I’m posting this update on my mental illness journey on the day of my third psych and therapy appointments. I’ve officially been in treatment for 3 months today and I’ve been sober for 5 months today.I’ve been very open in the struggles during the past year as I’ve dealt with my mental illnesses. I have always felt that people need to talk openly about mental health issues to help normalize them and remove the stigma surrounding the mentally ill and the treatments we receive to deal with them.
This time last year my life was in shambles. I was drinking heavily every day; my depression and anxiety were out of control and I was hearing voices. I would frequently fly into rages and end up throwing things while screaming and crying. Daily arguments were my normal. I was considering self-harm again even though I have 7 years clean. I was headed down a dark path and I knew I needed help.
I started the anti-psychotic Latuda in March by my PCP and began looking for a psych doctor in my town shortly after for specialized care. I was wait listed by several clinics so my only option was to suffer or go to the ER if I went into crisis- which I did several times over the summer. I sent the nights sitting up hallucinating and quickly cycling through bipolar highs and lows. My anxiety became crippling. I no longer found joy in anything.

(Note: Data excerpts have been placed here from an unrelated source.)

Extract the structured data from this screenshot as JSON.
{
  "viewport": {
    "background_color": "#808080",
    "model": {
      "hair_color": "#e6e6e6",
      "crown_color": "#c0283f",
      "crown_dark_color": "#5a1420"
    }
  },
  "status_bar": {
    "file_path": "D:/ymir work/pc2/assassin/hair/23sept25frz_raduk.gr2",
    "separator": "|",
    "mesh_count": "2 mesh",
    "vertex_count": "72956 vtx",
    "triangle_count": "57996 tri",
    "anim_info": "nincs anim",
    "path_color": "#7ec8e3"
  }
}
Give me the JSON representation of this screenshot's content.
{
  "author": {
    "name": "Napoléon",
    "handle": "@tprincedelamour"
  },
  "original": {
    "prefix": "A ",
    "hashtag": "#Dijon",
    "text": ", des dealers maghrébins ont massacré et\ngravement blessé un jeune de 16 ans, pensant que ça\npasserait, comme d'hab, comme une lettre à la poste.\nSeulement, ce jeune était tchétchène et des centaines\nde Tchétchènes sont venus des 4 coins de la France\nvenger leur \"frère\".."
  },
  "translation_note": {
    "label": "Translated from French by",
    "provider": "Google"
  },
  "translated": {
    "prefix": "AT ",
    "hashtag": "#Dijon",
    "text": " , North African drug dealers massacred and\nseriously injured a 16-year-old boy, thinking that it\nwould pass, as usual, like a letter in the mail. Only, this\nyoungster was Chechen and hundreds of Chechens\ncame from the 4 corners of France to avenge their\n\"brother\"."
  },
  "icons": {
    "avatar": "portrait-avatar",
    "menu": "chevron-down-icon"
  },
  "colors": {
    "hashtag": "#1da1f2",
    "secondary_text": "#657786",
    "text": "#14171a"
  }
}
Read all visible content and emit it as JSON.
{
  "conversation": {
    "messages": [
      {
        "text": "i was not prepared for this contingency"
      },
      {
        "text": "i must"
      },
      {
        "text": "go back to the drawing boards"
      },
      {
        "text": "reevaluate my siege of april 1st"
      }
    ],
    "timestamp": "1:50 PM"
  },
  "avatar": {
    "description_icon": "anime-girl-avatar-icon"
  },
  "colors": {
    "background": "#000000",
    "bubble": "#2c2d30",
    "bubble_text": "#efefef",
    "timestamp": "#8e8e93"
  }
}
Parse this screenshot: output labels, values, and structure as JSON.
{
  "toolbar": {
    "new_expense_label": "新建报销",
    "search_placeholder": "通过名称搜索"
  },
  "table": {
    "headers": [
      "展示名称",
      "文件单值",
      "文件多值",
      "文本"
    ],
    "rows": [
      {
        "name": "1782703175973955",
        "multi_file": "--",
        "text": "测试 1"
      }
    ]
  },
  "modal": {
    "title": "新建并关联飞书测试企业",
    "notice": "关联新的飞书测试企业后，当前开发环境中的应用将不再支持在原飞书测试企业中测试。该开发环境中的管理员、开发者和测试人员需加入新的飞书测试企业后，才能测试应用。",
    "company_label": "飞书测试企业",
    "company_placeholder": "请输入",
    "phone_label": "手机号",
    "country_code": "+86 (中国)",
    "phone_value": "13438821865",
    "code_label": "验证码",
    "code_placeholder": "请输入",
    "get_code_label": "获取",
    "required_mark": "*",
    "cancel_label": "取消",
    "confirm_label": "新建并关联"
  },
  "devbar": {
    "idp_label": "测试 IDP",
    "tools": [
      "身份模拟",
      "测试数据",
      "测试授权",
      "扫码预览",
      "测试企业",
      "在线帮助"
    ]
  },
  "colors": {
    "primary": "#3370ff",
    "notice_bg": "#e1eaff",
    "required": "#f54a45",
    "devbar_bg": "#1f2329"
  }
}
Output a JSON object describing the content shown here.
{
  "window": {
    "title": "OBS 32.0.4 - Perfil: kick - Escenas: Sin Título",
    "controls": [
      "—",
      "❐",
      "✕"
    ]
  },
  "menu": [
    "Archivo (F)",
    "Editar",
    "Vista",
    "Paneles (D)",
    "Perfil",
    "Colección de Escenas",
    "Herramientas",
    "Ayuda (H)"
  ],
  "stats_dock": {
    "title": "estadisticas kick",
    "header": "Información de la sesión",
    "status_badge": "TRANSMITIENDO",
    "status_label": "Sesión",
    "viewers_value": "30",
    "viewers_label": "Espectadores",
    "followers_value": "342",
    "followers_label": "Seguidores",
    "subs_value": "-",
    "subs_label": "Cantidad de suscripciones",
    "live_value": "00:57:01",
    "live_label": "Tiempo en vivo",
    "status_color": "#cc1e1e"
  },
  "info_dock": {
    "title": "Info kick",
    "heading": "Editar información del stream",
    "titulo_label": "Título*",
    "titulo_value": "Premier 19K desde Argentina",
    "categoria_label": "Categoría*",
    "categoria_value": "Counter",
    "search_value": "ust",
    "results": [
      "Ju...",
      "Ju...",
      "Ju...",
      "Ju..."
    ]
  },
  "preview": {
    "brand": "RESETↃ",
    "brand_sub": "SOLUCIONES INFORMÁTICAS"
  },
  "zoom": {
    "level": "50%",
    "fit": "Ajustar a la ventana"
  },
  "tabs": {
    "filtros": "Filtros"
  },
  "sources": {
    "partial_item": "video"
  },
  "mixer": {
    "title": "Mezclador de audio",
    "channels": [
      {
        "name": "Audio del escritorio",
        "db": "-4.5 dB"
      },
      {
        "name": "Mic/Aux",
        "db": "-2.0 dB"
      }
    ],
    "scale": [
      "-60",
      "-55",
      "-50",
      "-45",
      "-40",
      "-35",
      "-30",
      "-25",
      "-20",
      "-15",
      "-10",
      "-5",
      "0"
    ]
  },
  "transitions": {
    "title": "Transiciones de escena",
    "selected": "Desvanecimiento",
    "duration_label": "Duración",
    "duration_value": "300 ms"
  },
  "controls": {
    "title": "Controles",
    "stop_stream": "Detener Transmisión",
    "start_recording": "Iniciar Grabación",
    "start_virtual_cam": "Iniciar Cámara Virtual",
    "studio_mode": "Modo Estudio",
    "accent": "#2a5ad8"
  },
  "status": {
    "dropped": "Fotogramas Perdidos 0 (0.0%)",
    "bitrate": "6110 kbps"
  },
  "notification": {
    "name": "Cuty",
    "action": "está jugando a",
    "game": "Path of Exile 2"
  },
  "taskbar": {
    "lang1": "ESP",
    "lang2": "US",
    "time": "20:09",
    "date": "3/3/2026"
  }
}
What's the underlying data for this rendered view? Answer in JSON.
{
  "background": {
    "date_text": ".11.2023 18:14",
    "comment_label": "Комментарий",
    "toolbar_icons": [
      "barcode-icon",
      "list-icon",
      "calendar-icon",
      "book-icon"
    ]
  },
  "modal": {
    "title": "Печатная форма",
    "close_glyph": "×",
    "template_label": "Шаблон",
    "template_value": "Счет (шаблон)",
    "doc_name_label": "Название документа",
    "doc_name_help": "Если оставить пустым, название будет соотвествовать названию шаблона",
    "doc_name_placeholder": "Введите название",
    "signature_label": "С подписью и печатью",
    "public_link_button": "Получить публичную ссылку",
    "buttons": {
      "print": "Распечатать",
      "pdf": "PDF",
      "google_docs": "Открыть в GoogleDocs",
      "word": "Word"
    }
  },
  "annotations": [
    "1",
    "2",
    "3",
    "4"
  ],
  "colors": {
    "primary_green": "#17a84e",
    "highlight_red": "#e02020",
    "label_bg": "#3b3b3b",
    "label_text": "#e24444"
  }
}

My youngest baby was born in May and was brought home early June. By this point I was struggling to find a reason to keep going but when my god mom put that little ball of fluff in my arms that day I suddenly found a reason to hang on. Sometimes you don’t want to continue to fight for yourself. You need someone else to make you keep fighting. I went to the emergency room the next week and was evaluated. My Latuda was increased and after a few days I started to feel a bit of peace.
My peace was short lived however and I was quickly back in crisis and in desperate need of a permanent doctor. I called every clinic in a 50-mile radius. It took until November to find an opening for a doctor and therapist but the wait was well worth the wait.
My first appointment was November 2nd. I was started on a combination of 3 different medications: Lexapro, Buspirone and Abilify. when I went back for my second appointment a few weeks later, we started playing switch-a-pill. that’s the game you play with your psychiatrist when you are trying to get your medication cocktail just right. It can be a long game and full of so many wrong tries before you get to something that helps.
We ended up switching the Abilify for Seroquel and I spent an hour trying to not cry as I talked about my biological father who abused me and the family who disowned me for being gay.
I am not a fan of having to sit in that chair for an hour and talk to my therapist. I never have liked to be vulnerable to people and having to open myself up to a stranger feels so foreign. People keep telling me that it gets easier but I just don’t know if it ever will for me.
The differences between last year and this year are night and day: I’m finally sleeping again and I’ve noticed quite a difference in the number of manic episodes that I used to experience. I’ve stared exercising regularly and I’m sticking to a consistent writing schedule. I no longer have daily arguments with my family and I have even opened my mind up to the possibility of dating again if I were to find the right girl. I am outgoing and social with friends again and no longer blow off plans like I did in the past.
I still have bad days and my meds aren’t quite there yet but it’s a start. I know that I can’t cure my mental illnesses but I’m taking the necessary steps to better manage them. I’m so looking forward to finishing getting my mental illnesses under control and regaining my life again.